PostNapisane: Pt mar 02, 2012 15:12
przez m&j
wszystkiego próbowałam. Mój poprzedni kocur jak widział, że tylko z lodówki wyciągam mięcho od razu był przy mnie a Pysia ucieka. Jak jej dam do miski to szybciej się zeschnie niż ona to zje :(

Re: Czy weterynarz ma rację? Już sama nie wiem.

PostNapisane: Pt mar 02, 2012 16:32
przez aleksandrowa
Kocur dostaje KOCIE mlekon :wink: W życiu nie dałabym mu normalnego mleka.

Mój niestety tak jak kotka Pysia nic innego poza suchym nie bardzo zje.
Czasem skubnie trochę piersi z kurczaka, ale ogólnie to hrabia, który kocha suche, suche i suche.

Próbowałam go miesiąc przekabacić na BARF'a.
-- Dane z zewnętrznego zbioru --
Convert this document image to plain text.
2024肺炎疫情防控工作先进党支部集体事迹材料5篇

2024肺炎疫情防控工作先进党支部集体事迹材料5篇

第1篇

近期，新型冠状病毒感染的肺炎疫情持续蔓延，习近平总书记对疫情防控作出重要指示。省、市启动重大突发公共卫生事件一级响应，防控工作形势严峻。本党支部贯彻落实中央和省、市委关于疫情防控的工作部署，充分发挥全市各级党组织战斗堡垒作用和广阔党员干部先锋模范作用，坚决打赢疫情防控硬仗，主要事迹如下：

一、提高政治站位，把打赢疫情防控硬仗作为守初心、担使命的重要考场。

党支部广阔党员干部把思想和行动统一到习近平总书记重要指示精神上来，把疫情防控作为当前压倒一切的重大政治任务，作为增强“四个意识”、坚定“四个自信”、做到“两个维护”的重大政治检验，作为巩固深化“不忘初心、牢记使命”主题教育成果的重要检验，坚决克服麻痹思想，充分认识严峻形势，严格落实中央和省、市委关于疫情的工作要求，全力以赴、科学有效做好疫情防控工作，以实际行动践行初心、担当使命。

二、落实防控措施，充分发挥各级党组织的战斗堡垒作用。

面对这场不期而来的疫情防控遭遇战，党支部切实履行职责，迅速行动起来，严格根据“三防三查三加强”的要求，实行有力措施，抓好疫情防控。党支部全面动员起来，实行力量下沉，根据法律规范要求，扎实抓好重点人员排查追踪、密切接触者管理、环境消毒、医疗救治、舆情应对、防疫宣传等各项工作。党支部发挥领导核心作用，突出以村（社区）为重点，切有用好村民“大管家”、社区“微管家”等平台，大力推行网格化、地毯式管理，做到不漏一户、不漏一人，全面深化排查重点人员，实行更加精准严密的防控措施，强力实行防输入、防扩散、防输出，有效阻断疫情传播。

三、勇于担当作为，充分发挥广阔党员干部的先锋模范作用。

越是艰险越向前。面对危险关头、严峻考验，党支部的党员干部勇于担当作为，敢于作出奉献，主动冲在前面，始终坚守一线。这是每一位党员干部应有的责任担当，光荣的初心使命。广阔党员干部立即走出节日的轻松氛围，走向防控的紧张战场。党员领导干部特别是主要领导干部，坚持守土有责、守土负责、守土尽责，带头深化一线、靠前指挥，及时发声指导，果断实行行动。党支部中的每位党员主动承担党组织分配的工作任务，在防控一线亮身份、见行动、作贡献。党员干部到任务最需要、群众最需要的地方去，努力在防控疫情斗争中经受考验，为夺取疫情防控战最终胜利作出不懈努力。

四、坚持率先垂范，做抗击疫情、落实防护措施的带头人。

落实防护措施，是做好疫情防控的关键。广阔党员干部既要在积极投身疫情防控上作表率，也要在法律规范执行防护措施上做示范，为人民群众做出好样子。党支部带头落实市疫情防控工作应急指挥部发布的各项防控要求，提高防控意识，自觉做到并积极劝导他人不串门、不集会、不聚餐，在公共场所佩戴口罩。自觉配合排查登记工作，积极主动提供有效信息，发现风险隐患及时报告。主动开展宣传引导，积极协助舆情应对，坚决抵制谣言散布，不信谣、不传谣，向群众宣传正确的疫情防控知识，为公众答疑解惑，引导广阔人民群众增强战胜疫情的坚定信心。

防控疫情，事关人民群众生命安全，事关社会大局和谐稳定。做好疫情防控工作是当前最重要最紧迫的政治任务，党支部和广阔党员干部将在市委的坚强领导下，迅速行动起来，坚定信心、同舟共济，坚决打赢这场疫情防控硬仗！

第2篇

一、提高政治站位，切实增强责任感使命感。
Bezskutecznie. Wąchał i schło w misce.

Dziś kupiłam mu Orjena rybnego 400 g, żeby spróbował.

Kocurek dużo pije, bo nalewam mu z butelki do miseczki, która go fascynuje (ale nie wody mineralnej, tylko zwykłej, bo mu przelewam). Jak ja sięgam po butelkę wody, żeby się napić, to on mnie łapą trąca, ja mu wlewam z drugiej do miseczki (albo udaje, że wlewam, jak by się miało wylać...a kot zaczyna mruczeć i ma minę mniej więcej taką: :1luvu: ).

Jedynie co kocha, to czekoladę, jak zobaczy, że ktoś je, to siedzi i miauczy, że on też chce, ale mu nie daję. Moja mama kiedyś mu dała okruszek i teraz on ŻĄDA jeszcze.

Re: Czy weterynarz ma rację? Już sama nie wiem.

PostNapisane: Pt mar 02, 2012 17:00
przez JaEwka
I nie dawaj żadnej czekolady bo jest szkodliwa dla kotów. Mamę też uczul żeby mu nie dawała.